SA's listeriosis outbreak documented in prestigious medical journal

14 February 2020 - 12:56 By Wendy Knowler and wendy knowler
subscribe Just R20 for the first month. Support independent journalism by subscribing to our digital news package.
Subscribe now
The science paper states that “whole genome sequencing” technology has overwhelmingly proved that the source of the listeriosis outbreak was polony produced by Tiger Brands’ Enterprise factory in Polokwane.
The science paper states that “whole genome sequencing” technology has overwhelmingly proved that the source of the listeriosis outbreak was polony produced by Tiger Brands’ Enterprise factory in Polokwane.
Image: 123rf/ John Mcnamara

SA’s tragic listeriosis outbreak — the world’s biggest — has been meticulously documented in an article published this week in the prestigious New England Journal of Medicine.

Authored by 31 scientists, health professionals and academics, including nine employees of the Centre for Enteric Diseases in the National Institute of Communicable Diseases (NICD), the article reveals how “whole genome sequencing” technology overwhelmingly proved that the source of the outbreak was polony produced by Tiger Brands’ Enterprise factory in Polokwane, Limpopo.

The authors, led by Dr Juno Thomas of the NICD, don’t name the source in the article, referring to the Polokwane plant as “the production facility”.

Samples taken from nine children at a Soweto creche who fell ill and were rushed to hospital in mid-January, after eating polony, identified a specific strain of listeria monocytogenes ST6, which was subsequently found in polony in the creche’s fridge, sealed polony loaves at the Polokwane plant, and in environmental samples taken in the plant.

The authors thanked paediatrician Dr Preeteeben Vallabh at Chris Hani Baragwanath Academic Hospital “for her recognition of the nursery outbreak” when the children were admitted.

In December 2018, the Johannesburg high court granted an order certifying a class action against Tiger Brands, which will determine whether the company is liable for the outbreak.

The legal case relies on the fact that the outbreak strain of listeria monocytogenes, which infected 91% of the people who died‚ was found at the Enterprise factory in Polokwane.

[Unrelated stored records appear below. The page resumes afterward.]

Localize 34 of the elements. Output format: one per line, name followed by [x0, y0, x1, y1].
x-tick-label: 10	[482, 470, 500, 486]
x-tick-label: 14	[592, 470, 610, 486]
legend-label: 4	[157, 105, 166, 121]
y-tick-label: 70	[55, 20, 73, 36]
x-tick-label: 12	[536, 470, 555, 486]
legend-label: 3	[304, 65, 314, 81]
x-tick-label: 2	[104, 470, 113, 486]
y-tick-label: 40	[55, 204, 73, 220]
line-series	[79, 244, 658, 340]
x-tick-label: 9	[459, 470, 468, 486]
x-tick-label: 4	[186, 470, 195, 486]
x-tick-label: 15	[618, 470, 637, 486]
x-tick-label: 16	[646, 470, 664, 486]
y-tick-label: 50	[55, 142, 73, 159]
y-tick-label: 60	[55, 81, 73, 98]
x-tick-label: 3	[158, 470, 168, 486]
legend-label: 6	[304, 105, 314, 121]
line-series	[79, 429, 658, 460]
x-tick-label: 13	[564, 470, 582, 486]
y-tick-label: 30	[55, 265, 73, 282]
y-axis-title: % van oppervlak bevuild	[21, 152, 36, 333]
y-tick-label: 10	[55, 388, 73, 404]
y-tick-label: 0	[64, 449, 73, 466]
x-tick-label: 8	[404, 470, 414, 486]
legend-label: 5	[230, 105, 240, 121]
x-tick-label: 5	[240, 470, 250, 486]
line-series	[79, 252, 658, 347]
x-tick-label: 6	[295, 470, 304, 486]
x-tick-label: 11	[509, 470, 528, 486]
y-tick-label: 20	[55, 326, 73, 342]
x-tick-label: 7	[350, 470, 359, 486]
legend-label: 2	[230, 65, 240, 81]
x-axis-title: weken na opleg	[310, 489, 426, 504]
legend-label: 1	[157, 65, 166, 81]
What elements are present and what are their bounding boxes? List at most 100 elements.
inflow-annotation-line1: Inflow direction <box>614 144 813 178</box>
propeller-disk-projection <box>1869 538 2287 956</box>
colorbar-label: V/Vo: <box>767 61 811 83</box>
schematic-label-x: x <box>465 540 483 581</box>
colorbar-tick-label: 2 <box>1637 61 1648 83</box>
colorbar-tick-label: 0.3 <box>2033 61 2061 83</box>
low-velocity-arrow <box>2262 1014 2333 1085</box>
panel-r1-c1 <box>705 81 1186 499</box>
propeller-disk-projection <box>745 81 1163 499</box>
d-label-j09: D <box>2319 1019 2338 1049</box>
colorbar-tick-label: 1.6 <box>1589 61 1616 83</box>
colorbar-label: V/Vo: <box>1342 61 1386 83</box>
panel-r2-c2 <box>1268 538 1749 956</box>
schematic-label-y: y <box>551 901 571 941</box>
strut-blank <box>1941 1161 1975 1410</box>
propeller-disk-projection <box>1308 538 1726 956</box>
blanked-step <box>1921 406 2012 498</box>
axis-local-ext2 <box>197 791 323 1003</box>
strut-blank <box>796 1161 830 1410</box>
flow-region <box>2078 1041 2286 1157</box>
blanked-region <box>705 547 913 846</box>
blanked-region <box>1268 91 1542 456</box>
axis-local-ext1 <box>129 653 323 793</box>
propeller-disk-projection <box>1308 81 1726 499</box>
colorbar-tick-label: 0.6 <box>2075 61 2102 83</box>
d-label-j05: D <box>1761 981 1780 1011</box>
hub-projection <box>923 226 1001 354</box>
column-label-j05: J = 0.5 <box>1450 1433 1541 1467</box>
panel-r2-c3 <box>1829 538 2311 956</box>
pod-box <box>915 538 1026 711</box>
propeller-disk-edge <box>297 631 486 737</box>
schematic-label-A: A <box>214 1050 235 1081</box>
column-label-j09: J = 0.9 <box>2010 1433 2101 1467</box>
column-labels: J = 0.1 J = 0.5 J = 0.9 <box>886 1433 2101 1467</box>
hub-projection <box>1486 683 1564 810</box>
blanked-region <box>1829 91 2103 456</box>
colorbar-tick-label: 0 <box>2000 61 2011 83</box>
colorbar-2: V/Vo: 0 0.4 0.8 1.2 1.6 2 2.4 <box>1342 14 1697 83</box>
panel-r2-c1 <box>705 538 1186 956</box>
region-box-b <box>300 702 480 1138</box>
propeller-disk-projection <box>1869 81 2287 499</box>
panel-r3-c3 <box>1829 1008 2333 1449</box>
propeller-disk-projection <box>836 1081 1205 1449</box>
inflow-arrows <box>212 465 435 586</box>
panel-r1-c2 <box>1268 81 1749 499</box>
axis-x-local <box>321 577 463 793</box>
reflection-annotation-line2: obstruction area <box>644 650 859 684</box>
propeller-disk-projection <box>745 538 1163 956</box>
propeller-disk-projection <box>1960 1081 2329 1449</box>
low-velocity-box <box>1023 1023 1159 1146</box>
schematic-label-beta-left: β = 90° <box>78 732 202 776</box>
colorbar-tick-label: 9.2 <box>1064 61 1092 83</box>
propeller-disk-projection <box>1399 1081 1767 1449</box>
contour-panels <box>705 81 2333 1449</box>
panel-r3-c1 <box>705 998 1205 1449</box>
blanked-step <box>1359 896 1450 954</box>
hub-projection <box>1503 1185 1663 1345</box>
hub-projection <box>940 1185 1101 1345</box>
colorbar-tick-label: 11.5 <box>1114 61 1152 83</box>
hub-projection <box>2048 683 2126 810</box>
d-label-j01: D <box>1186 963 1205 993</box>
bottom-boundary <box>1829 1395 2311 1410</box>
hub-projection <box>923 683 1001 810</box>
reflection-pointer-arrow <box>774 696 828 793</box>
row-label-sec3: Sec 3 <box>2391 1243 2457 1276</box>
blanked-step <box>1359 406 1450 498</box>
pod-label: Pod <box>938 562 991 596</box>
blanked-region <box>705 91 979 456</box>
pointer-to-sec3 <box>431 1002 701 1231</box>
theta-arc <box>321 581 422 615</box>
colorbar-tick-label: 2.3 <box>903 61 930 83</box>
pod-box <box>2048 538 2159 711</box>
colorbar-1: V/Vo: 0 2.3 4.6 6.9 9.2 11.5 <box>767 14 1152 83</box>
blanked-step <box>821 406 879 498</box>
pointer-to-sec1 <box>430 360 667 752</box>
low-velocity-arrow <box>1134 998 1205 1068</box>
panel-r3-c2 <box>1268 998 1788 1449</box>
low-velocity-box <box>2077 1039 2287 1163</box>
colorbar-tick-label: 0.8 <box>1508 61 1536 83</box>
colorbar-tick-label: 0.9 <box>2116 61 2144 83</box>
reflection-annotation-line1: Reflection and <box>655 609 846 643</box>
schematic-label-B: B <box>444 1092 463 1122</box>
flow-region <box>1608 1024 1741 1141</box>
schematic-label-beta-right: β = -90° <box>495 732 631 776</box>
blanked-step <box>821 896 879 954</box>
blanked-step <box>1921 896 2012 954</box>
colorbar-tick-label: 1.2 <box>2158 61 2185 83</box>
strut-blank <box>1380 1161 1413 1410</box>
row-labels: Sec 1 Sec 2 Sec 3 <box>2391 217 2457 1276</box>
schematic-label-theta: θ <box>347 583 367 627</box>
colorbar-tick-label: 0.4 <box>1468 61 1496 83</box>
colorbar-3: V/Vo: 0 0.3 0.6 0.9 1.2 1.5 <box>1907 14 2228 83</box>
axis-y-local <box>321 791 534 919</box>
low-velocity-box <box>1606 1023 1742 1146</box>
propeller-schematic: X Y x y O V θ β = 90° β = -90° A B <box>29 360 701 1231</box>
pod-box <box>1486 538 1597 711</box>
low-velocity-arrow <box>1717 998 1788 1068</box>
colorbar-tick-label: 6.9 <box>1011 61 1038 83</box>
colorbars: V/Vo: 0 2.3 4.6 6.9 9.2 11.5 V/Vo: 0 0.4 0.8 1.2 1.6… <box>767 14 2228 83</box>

The class action is being brought by Richard Spoor Inc Attorneys and LHL Attorneys Inc, with US-based firm Marler Clark as a consultant to the attorneys, on behalf of those sickened by listeria-tainted polony and the families of those who lost their loved ones.

Three days after the class action was granted, Tiger Brands announced that its Polokwane plant had been given the green light by health authorities to reopen, stressing: “No liability has been established against the company for the listeriosis outbreak.”

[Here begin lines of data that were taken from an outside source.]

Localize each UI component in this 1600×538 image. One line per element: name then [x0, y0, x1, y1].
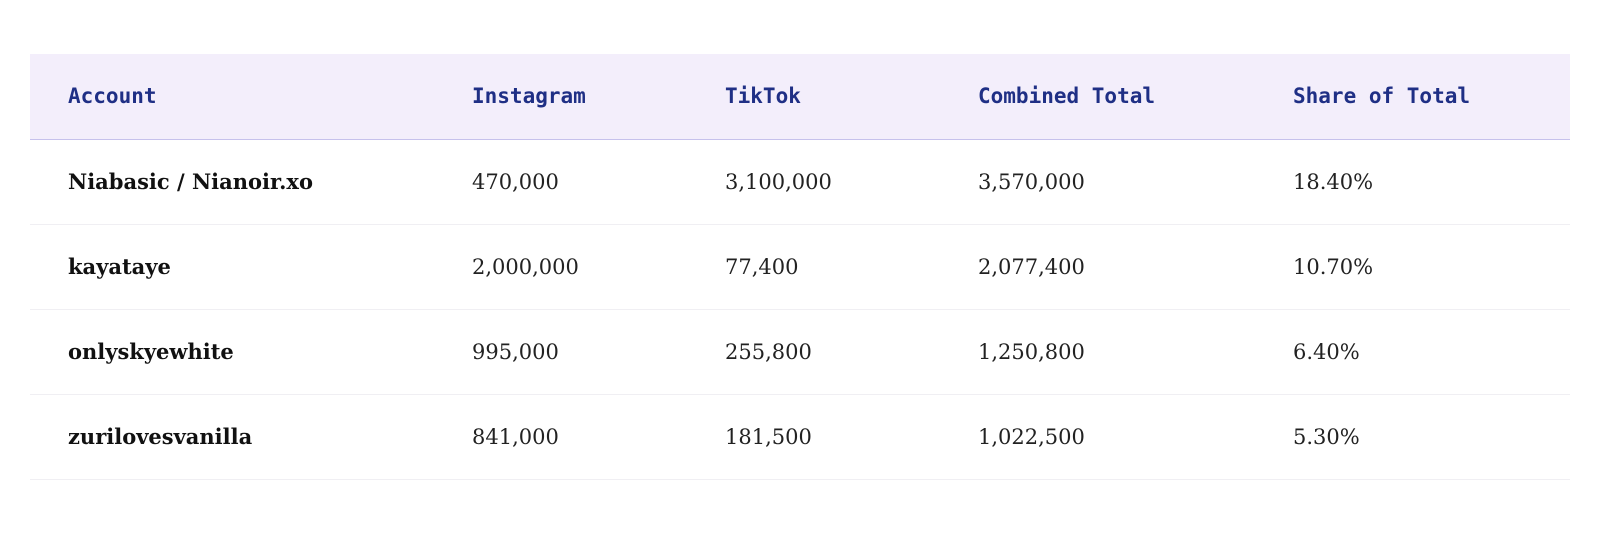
cell-instagram: 2,000,000: [472, 254, 579, 279]
column-header-account[interactable]: Account: [30, 54, 472, 140]
cell-instagram: 841,000: [472, 424, 559, 449]
cell-combined-total: 1,250,800: [978, 339, 1085, 364]
header-row: Account Instagram TikTok Combined Total …: [30, 54, 1570, 140]
cell-combined-total: 2,077,400: [978, 254, 1085, 279]
cell-tiktok: 77,400: [725, 254, 799, 279]
table-row: Niabasic / Nianoir.xo 470,000 3,100,000 …: [30, 139, 1570, 224]
table-header: Account Instagram TikTok Combined Total …: [30, 54, 1570, 140]
cell-combined-total: 3,570,000: [978, 169, 1085, 194]
cell-share-of-total: 6.40%: [1293, 339, 1360, 364]
data-table-container: Account Instagram TikTok Combined Total …: [30, 54, 1570, 480]
cell-instagram: 470,000: [472, 169, 559, 194]
column-header-combined-total[interactable]: Combined Total: [978, 54, 1293, 140]
cell-tiktok: 3,100,000: [725, 169, 832, 194]
cell-share-of-total: 10.70%: [1293, 254, 1374, 279]
cell-combined-total: 1,022,500: [978, 424, 1085, 449]
cell-account: kayataye: [68, 254, 171, 279]
cell-account: Niabasic / Nianoir.xo: [68, 169, 313, 194]
table-row: kayataye 2,000,000 77,400 2,077,400 10.7…: [30, 224, 1570, 309]
table-body: Niabasic / Nianoir.xo 470,000 3,100,000 …: [30, 139, 1570, 479]
cell-account: zurilovesvanilla: [68, 424, 253, 449]
cell-share-of-total: 18.40%: [1293, 169, 1374, 194]
column-header-share-of-total[interactable]: Share of Total: [1293, 54, 1570, 140]
column-header-instagram[interactable]: Instagram: [472, 54, 725, 140]
table-row: onlyskyewhite 995,000 255,800 1,250,800 …: [30, 309, 1570, 394]
cell-instagram: 995,000: [472, 339, 559, 364]
table-row: zurilovesvanilla 841,000 181,500 1,022,5…: [30, 394, 1570, 479]
column-header-tiktok[interactable]: TikTok: [725, 54, 978, 140]
accounts-table: Account Instagram TikTok Combined Total …: [30, 54, 1570, 480]
cell-account: onlyskyewhite: [68, 339, 234, 364]
cell-share-of-total: 5.30%: [1293, 424, 1360, 449]
cell-tiktok: 181,500: [725, 424, 812, 449]
cell-tiktok: 255,800: [725, 339, 812, 364]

“The legal process of the class action must still take its course.”

Personal injury lawyer and expert on food-borne illness litigation, Bill Marler of Marler Clark, who is giving the class action lawyers financial and legal support, told TimesLIVE that contacting the victims has proved to be extremely difficult.

“Only about 400 of the affected people — less than half — have come forward so far,” Marler said.

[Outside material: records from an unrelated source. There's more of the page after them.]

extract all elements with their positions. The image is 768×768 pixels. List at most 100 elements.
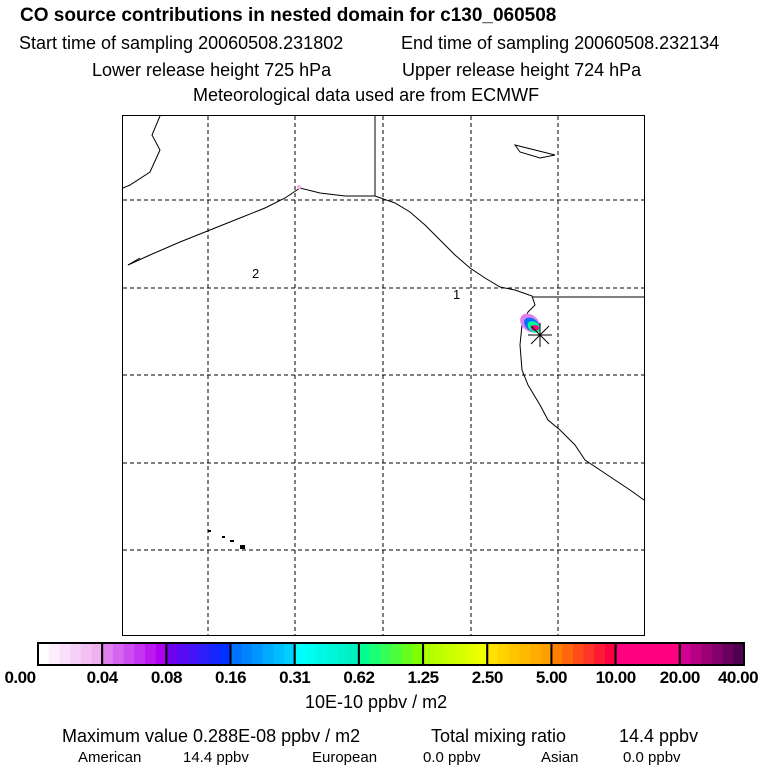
colorbar-cell xyxy=(316,643,328,665)
colorbar-cell xyxy=(391,643,403,665)
upper-release: Upper release height 724 hPa xyxy=(402,60,642,80)
colorbar-cell xyxy=(380,643,392,665)
colorbar-cell xyxy=(337,643,349,665)
colorbar-tick-label: 40.00 xyxy=(717,668,759,687)
colorbar-cell xyxy=(230,643,242,665)
colorbar-cell xyxy=(711,643,724,665)
colorbar-tick-label: 1.25 xyxy=(407,668,440,687)
release-site-star-icon xyxy=(528,323,552,347)
colorbar-cell xyxy=(38,643,50,665)
colorbar-cell xyxy=(423,643,435,665)
coastlines xyxy=(122,115,645,501)
map-label-2: 2 xyxy=(252,266,259,281)
colorbar-cell xyxy=(219,643,232,665)
max-value: Maximum value 0.288E-08 ppbv / m2 xyxy=(62,726,361,746)
colorbar-cell xyxy=(144,643,157,665)
colorbar-cell xyxy=(262,643,274,665)
colorbar-cell xyxy=(155,643,167,665)
colorbar-cell xyxy=(59,643,71,665)
colorbar-cell xyxy=(690,643,702,665)
colorbar-cell xyxy=(583,643,595,665)
colorbar-cell xyxy=(305,643,317,665)
colorbar-cell xyxy=(294,643,306,665)
colorbar-tick-label: 0.00 xyxy=(4,668,36,687)
colorbar-cell xyxy=(251,643,264,665)
lower-release: Lower release height 725 hPa xyxy=(92,60,332,80)
colorbar-cell xyxy=(48,643,60,665)
colorbar-cell xyxy=(530,643,542,665)
colorbar-cell xyxy=(348,643,360,665)
colorbar-cell xyxy=(102,643,114,665)
colorbar-cell xyxy=(658,643,670,665)
colorbar-cell xyxy=(497,643,510,665)
colorbar-cell xyxy=(433,643,445,665)
colorbar-cell xyxy=(91,643,103,665)
colorbar-cell xyxy=(722,643,734,665)
colorbar-cell xyxy=(519,643,531,665)
colorbar-cell xyxy=(412,643,424,665)
colorbar-cell xyxy=(508,643,520,665)
colorbar-cell xyxy=(166,643,178,665)
colorbar-cell xyxy=(733,643,745,665)
colorbar-cell xyxy=(209,643,221,665)
colorbar-cell xyxy=(615,643,627,665)
colorbar-cell xyxy=(241,643,253,665)
colorbar-cell xyxy=(112,643,125,665)
asian-value: 0.0 ppbv xyxy=(623,749,681,766)
map-label-1: 1 xyxy=(453,287,460,302)
colorbar-tick-label: 0.16 xyxy=(214,668,247,687)
total-value: 14.4 ppbv xyxy=(619,726,699,746)
asian-label: Asian xyxy=(541,749,579,766)
colorbar-cell xyxy=(647,643,659,665)
colorbar-tick-label: 0.31 xyxy=(279,668,311,687)
colorbar-tick-label: 0.04 xyxy=(86,668,119,687)
colorbar-cell xyxy=(80,643,92,665)
american-value: 14.4 ppbv xyxy=(183,749,249,766)
met-data: Meteorological data used are from ECMWF xyxy=(193,85,540,105)
colorbar-cell xyxy=(326,643,339,665)
colorbar-cell xyxy=(358,643,371,665)
colorbar-segment xyxy=(678,642,745,666)
colorbar-unit: 10E-10 ppbv / m2 xyxy=(305,692,448,712)
colorbar-tick-label: 2.50 xyxy=(471,668,504,687)
start-time: Start time of sampling 20060508.231802 xyxy=(19,33,344,53)
colorbar-cell xyxy=(198,643,210,665)
colorbar-cell xyxy=(455,643,467,665)
colorbar-cell xyxy=(669,643,681,665)
colorbar-cell xyxy=(465,643,478,665)
colorbar-cell xyxy=(401,643,413,665)
colorbar-cell xyxy=(284,643,296,665)
colorbar-cell xyxy=(369,643,381,665)
colorbar-tick-label: 10.00 xyxy=(595,668,637,687)
colorbar-cell xyxy=(187,643,199,665)
european-value: 0.0 ppbv xyxy=(423,749,481,766)
colorbar-cell xyxy=(123,643,135,665)
colorbar-cell xyxy=(604,643,617,665)
plot-title: CO source contributions in nested domain… xyxy=(20,5,557,26)
total-label: Total mixing ratio xyxy=(431,726,567,746)
colorbar-cell xyxy=(444,643,456,665)
colorbar-tick-label: 5.00 xyxy=(535,668,568,687)
colorbar-cell xyxy=(487,643,499,665)
map-frame xyxy=(122,115,645,636)
colorbar-cell xyxy=(572,643,585,665)
colorbar-cell xyxy=(701,643,713,665)
end-time: End time of sampling 20060508.232134 xyxy=(401,33,720,53)
colorbar xyxy=(37,642,745,666)
colorbar-cell xyxy=(562,643,574,665)
american-label: American xyxy=(78,749,142,766)
colorbar-cell xyxy=(476,643,488,665)
colorbar-tick-label: 20.00 xyxy=(659,668,701,687)
colorbar-cell xyxy=(70,643,82,665)
plume xyxy=(297,185,541,333)
colorbar-tick-label: 0.62 xyxy=(343,668,375,687)
hawaii-islands xyxy=(208,530,245,549)
colorbar-cell xyxy=(540,643,552,665)
colorbar-cell xyxy=(594,643,606,665)
colorbar-cell xyxy=(134,643,146,665)
colorbar-cell xyxy=(679,643,692,665)
colorbar-cell xyxy=(551,643,563,665)
colorbar-cell xyxy=(626,643,638,665)
european-label: European xyxy=(312,749,378,766)
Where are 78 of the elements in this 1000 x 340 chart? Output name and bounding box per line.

That’s despite an intensive advertising campaign paid for by Tiger Brands, and Marler, on behalf of the class action attorneys.

“That leaves a lot of people who are quite ill, or family members of those who died, without the means of being fairly treated,” Marler said.

A neutral, court-appointed company has been tasked with identifying and contacting the victims on behalf of the NICD.

Marler said the level of detail that the NICD and the World Health Organisation had produced to link the illness with the Tiger Brands product was “more overwhelming than any food-borne disease case I’ve been involved with in 27 years”.

The unique features of SA’s listeriosis outbreak, according to the article’s authors, is that it happened “in a middle-income country with a high prevalence of HIV infection and a high fertility rate”.

Of the 937 cases identified, half were associated with pregnancy.

Listeriosis is the most deadly food-borne disease, with 20-30% of victims dying from it.

The article notes that the number of cases decreased “dramatically” after the recall of the implicated Tiger Brands products on March 4 2018.

“By mid-April 2018 — 6 weeks after recall — fewer than 5 cases were reported weekly.”

At the height of the outbreak in mid-November 2017, case numbers peaked at 41 per week.

The article concludes by stressing the crucial role played by whole genome sequencing in detecting and investigating food-borne disease outbreaks.

“As the global shift to whole-genome sequence typing for food-borne pathogen surveillance accelerates, developing countries should build the capacity to leverage this technology in a rapidly evolving landscape of food-safety concerns,” it says.

“And targeted health communication for the prevention of listeriosis among pregnant girls and women and HIV-infected persons in developing countries may help mitigate the risk of disease in these vulnerable groups.”